At Rulesware, we specialize in helping companies implement Pega solutions both to address specific business challenges and to ultimately achieve business transformation. You might say that Pega implementations are kind of our thing.
For us, project success starts and ends with achieving customer satisfaction above all, while doing things right–the first time. And like any successful project, it’s about delivering projects on time, and on budget, all while keeping the people working on the project as happy and as productive as possible.
How, then, to achieve project success in your next Pega implementation? We canvassed our senior leaders and consultants to gather this list of best practices. Our thanks to Marshall Shovein, Anthony Lee, Suby Narasimhaiyer, Krishna Kakarlapudi, Molly Eddington, Robert Martin, Seth Oster, Sudhakar Bumireddy and Sidra Husain for their help in producing this list.

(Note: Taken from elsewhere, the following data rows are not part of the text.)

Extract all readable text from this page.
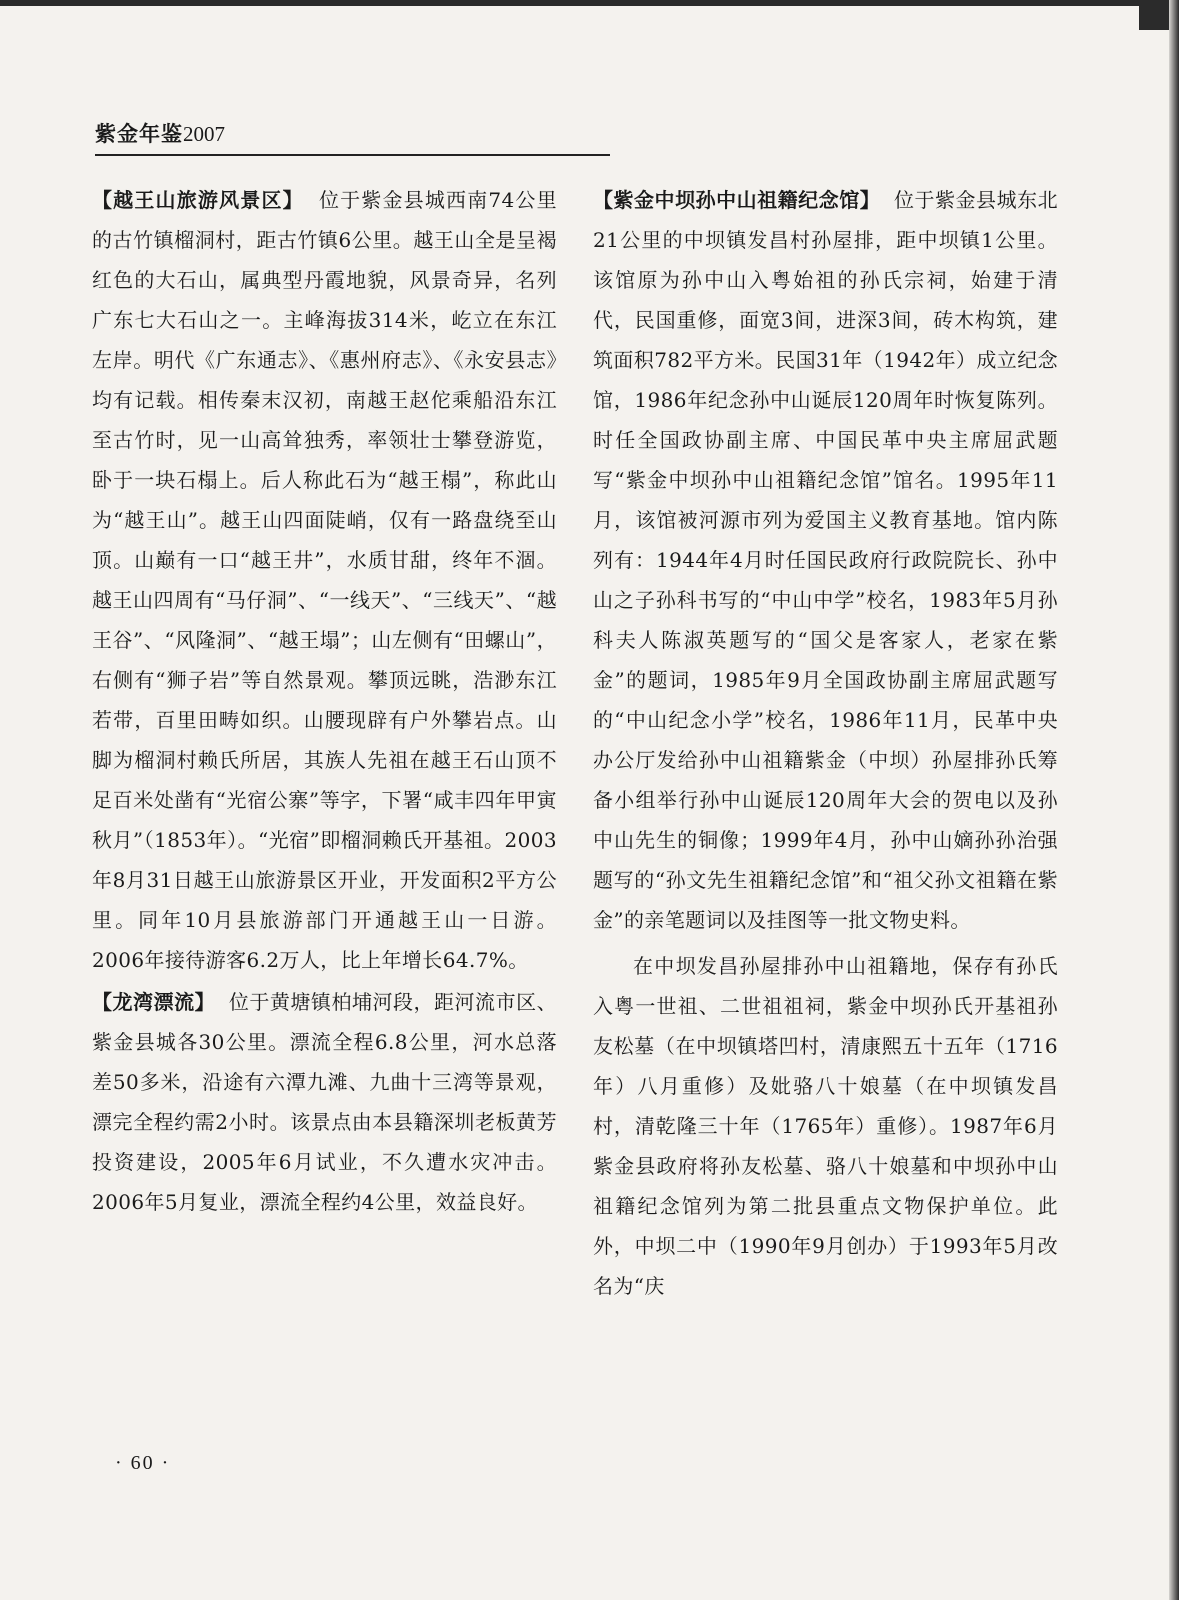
紫金年鉴2007

【越王山旅游风景区】 位于紫金县城西南74公里的古竹镇榴洞村，距古竹镇6公里。越王山全是呈褐红色的大石山，属典型丹霞地貌，风景奇异，名列广东七大石山之一。主峰海拔314米，屹立在东江左岸。明代《广东通志》、《惠州府志》、《永安县志》均有记载。相传秦末汉初，南越王赵佗乘船沿东江至古竹时，见一山高耸独秀，率领壮士攀登游览，卧于一块石榻上。后人称此石为“越王榻”，称此山为“越王山”。越王山四面陡峭，仅有一路盘绕至山顶。山巅有一口“越王井”，水质甘甜，终年不涸。越王山四周有“马仔洞”、“一线天”、“三线天”、“越王谷”、“风隆洞”、“越王塌”；山左侧有“田螺山”，右侧有“狮子岩”等自然景观。攀顶远眺，浩渺东江若带，百里田畴如织。山腰现辟有户外攀岩点。山脚为榴洞村赖氏所居，其族人先祖在越王石山顶不足百米处凿有“光宿公寨”等字，下署“咸丰四年甲寅秋月”（1853年）。“光宿”即榴洞赖氏开基祖。2003年8月31日越王山旅游景区开业，开发面积2平方公里。同年10月县旅游部门开通越王山一日游。2006年接待游客6.2万人，比上年增长64.7%。

【龙湾漂流】 位于黄塘镇柏埔河段，距河流市区、紫金县城各30公里。漂流全程6.8公里，河水总落差50多米，沿途有六潭九滩、九曲十三湾等景观，漂完全程约需2小时。该景点由本县籍深圳老板黄芳投资建设，2005年6月试业，不久遭水灾冲击。2006年5月复业，漂流全程约4公里，效益良好。

【紫金中坝孙中山祖籍纪念馆】 位于紫金县城东北21公里的中坝镇发昌村孙屋排，距中坝镇1公里。该馆原为孙中山入粤始祖的孙氏宗祠，始建于清代，民国重修，面宽3间，进深3间，砖木构筑，建筑面积782平方米。民国31年（1942年）成立纪念馆，1986年纪念孙中山诞辰120周年时恢复陈列。时任全国政协副主席、中国民革中央主席屈武题写“紫金中坝孙中山祖籍纪念馆”馆名。1995年11月，该馆被河源市列为爱国主义教育基地。馆内陈列有：1944年4月时任国民政府行政院院长、孙中山之子孙科书写的“中山中学”校名，1983年5月孙科夫人陈淑英题写的“国父是客家人，老家在紫金”的题词，1985年9月全国政协副主席屈武题写的“中山纪念小学”校名，1986年11月，民革中央办公厅发给孙中山祖籍紫金（中坝）孙屋排孙氏筹备小组举行孙中山诞辰120周年大会的贺电以及孙中山先生的铜像；1999年4月，孙中山嫡孙孙治强题写的“孙文先生祖籍纪念馆”和“祖父孙文祖籍在紫金”的亲笔题词以及挂图等一批文物史料。

在中坝发昌孙屋排孙中山祖籍地，保存有孙氏入粤一世祖、二世祖祖祠，紫金中坝孙氏开基祖孙友松墓（在中坝镇塔凹村，清康熙五十五年（1716年）八月重修）及妣骆八十娘墓（在中坝镇发昌村，清乾隆三十年（1765年）重修）。1987年6月紫金县政府将孙友松墓、骆八十娘墓和中坝孙中山祖籍纪念馆列为第二批县重点文物保护单位。此外，中坝二中（1990年9月创办）于1993年5月改名为“庆

· 60 ·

1. Understand the Requirements.
The most common causes of project failure are: misunderstood requirements, poorly understood requirements, and/or missed requirements. The lesson? Take the time to study, understand, clarify and confirm the requirements of your project right from the start — even (and especially) if you are in a rush. This tip simply can’t be overstated. When you don’t, chances are good that your team will deliver something that the client is not expecting and may not want or need. In that case, you’ll be forced to head back to the dreaded drawing board, and not only to study, understand, clarify and confirm the requirements again, but also to fix the defects and/or redevelop what you’ve done the first time. This is definitely NOT doing it right the first time. And that’s not the Rulesware way.
But, also remember to avoid the situations where you are trying to get the PERFECT requirements. There’s no such thing. People and teams sometimes fall into the “Analysis Paralysis” trap.

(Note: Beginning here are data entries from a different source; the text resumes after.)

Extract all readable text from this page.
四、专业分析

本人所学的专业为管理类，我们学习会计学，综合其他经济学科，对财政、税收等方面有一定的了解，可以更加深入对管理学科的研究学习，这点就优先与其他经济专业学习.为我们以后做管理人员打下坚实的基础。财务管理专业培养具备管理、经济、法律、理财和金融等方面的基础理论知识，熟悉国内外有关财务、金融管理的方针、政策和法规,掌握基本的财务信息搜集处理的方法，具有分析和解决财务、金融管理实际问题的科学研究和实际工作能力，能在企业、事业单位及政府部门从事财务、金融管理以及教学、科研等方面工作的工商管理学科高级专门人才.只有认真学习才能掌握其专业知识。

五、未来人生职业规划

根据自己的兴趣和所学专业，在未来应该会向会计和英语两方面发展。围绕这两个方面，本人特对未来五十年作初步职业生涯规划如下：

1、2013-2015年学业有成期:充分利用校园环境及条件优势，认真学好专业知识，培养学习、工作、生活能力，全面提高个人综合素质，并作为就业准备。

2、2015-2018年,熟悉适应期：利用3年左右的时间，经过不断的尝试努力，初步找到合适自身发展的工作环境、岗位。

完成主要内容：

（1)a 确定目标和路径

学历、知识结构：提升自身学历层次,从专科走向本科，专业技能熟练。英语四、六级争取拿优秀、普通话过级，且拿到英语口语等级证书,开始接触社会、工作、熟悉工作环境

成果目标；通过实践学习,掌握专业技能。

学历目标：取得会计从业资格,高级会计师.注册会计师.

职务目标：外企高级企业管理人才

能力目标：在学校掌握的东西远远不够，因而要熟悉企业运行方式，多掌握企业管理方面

2. Get the Right People On Board.
It’s essential for any Pega implementation project that you find well-trained and highly skilled people who will fulfil critical roles including: Lead Business Architect (LBA), Lead Systems Architect (LSA), Lead Quality Assurance (LQA) and–to ensure that everyone is working in synch and on deadline, a killer Delivery Manager (DM).
3. Work As A Single Unit.
When you’re working for a client as a consulting group, it can be tricky to avoid falling into separate silos. But to ensure success, you must steer clear of this trap. We recommend executing the project as a single Business Technology Management group. This ‘single unit’ group should ideally include subject matter experts, stakeholders, the technical group and the management group all involved equally, holding a shared responsibility for the project’s success. At the end of the day, after all, Pega is all about better business process–which means that business and IT must coexist in equal parts.

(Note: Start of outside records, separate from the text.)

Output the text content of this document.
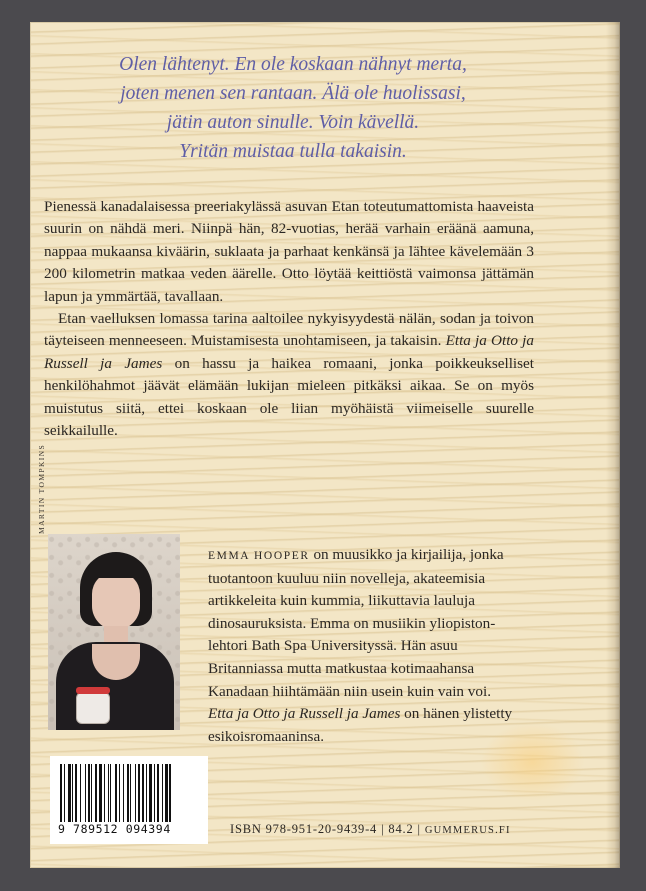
Olen lähtenyt. En ole koskaan nähnyt merta,
joten menen sen rantaan. Älä ole huolissasi,
jätin auton sinulle. Voin kävellä.
Yritän muistaa tulla takaisin.

Pienessä kanadalaisessa preeriakylässä asuvan Etan toteutumattomista haaveista suurin on nähdä meri. Niinpä hän, 82-vuotias, herää varhain eräänä aamuna, nappaa mukaansa kiväärin, suklaata ja parhaat kenkänsä ja lähtee kävelemään 3 200 kilometrin matkaa veden äärelle. Otto löytää keittiöstä vaimonsa jättämän lapun ja ymmärtää, tavallaan.

Etan vaelluksen lomassa tarina aaltoilee nykyisyydestä nälän, sodan ja toivon täyteiseen menneeseen. Muistamisesta unohtamiseen, ja takaisin. Etta ja Otto ja Russell ja James on hassu ja haikea romaani, jonka poikkeukselliset henkilöhahmot jäävät elämään lukijan mieleen pitkäksi aikaa. Se on myös muistutus siitä, ettei koskaan ole liian myöhäistä viimeiselle suurelle seikkailulle.

MARTIN TOMPKINS
EMMA HOOPER on muusikko ja kirjailija, jonka
tuotantoon kuuluu niin novelleja, akateemisia
artikkeleita kuin kummia, liikuttavia lauluja
dinosauruksista. Emma on musiikin yliopiston-
lehtori Bath Spa Universityssä. Hän asuu
Britanniassa mutta matkustaa kotimaahansa
Kanadaan hiihtämään niin usein kuin vain voi.
Etta ja Otto ja Russell ja James on hänen ylistetty
esikoisromaaninsa.
9 789512 094394	ISBN 978-951-20-9439-4 | 84.2 | GUMMERUS.FI
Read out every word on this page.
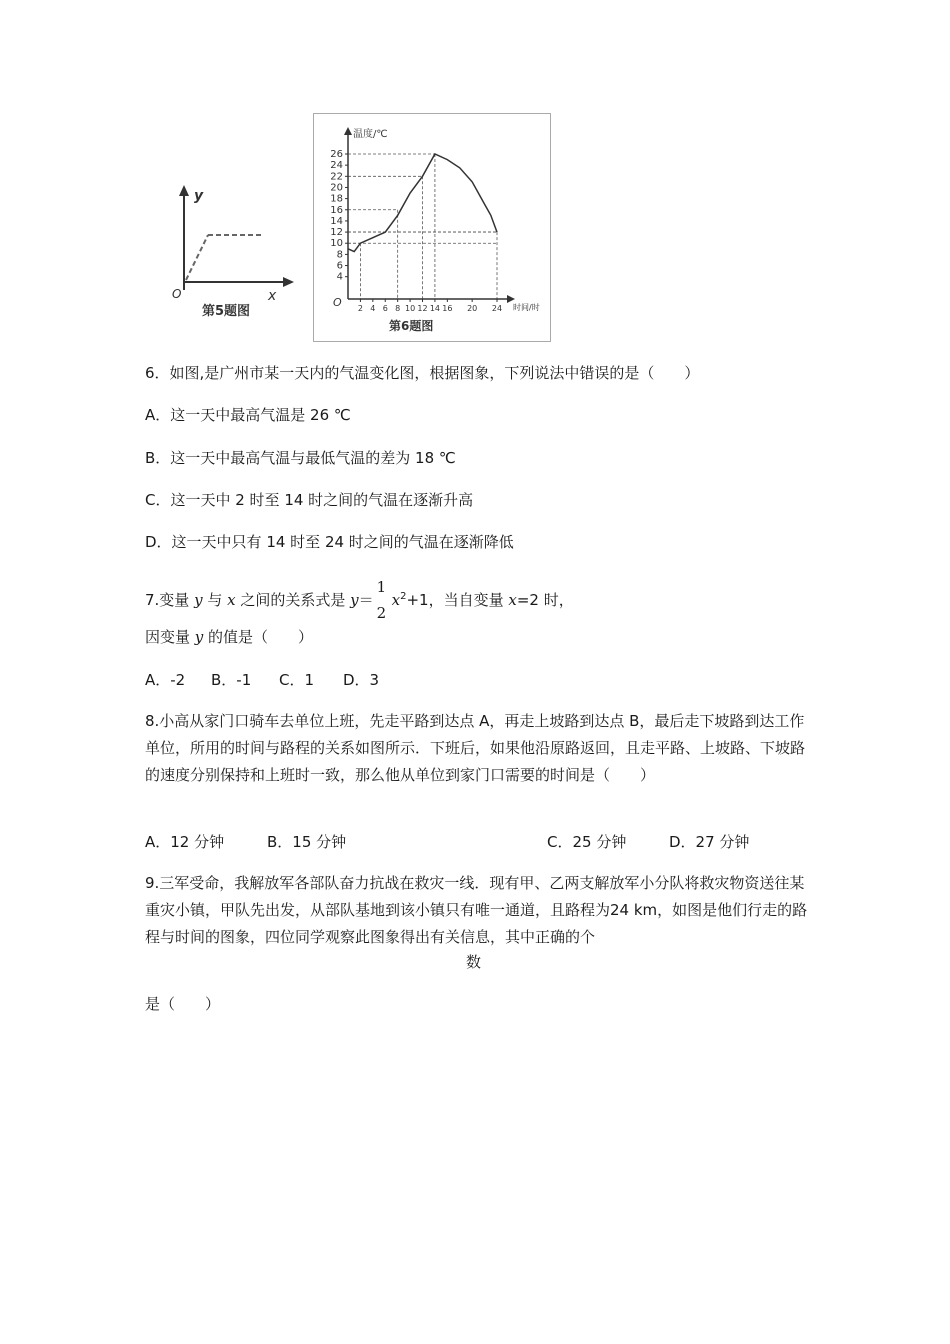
y
x
O
第5题图
4
6
8
10
12
14
16
18
20
22
24
26
2 4 6 8 10 12 14 16 20 24
温度/℃
时间/时
O
第6题图
6．如图,是广州市某一天内的气温变化图，根据图象，下列说法中错误的是（　　）
A．这一天中最高气温是 26 ℃
B．这一天中最高气温与最低气温的差为 18 ℃
C．这一天中 2 时至 14 时之间的气温在逐渐升高
D．这一天中只有 14 时至 24 时之间的气温在逐渐降低
7.变量 y 与 x 之间的关系式是 y＝
1
2
$x^2+1$，当自变量 x=2 时，
因变量 y 的值是（　　）
A．-2 B．-1 C．1 D．3
8.小高从家门口骑车去单位上班，先走平路到达点 A，再走上坡路到达点 B，最后走下坡路到达工作单位，所用的时间与路程的关系如图所示．下班后，如果他沿原路返回，且走平路、上坡路、下坡路的速度分别保持和上班时一致，那么他从单位到家门口需要的时间是（　　）
A．12 分钟	B．15 分钟	C．25 分钟	D．27 分钟
9.三军受命，我解放军各部队奋力抗战在救灾一线．现有甲、乙两支解放军小分队将救灾物资送往某重灾小镇，甲队先出发，从部队基地到该小镇只有唯一通道，且路程为24 km，如图是他们行走的路程与时间的图象，四位同学观察此图象得出有关信息，其中正确的个
数
是（　　）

4. Choose a Proven Pega Methodology–And Stick With It.
First, don’t do large waterfall: it simply doesn’t work well with Pega. Second, go with Scrum ONLY if you are prepared to commit to it across your organization. Lastly, don’t take these proven methodologies and fold them into the way you do projects, ultimately creating a hybrid. If you do, you’ll be spending a lot of money going down a path that is untested and unproven.
5. Smaller Is Better, & Incremental Gets It Done.
At Rulesware, we find that smaller teams are more effective and efficient with Pega than large teams. People start stepping on each other as the team gets bigger. Also, focus on getting something small into production quickly so that your organization gets up to speed on the full benefits of implementing Pega’s rules and process platform, as its approach is unique compared to other platforms available. Build incrementally after that and develop a cadence.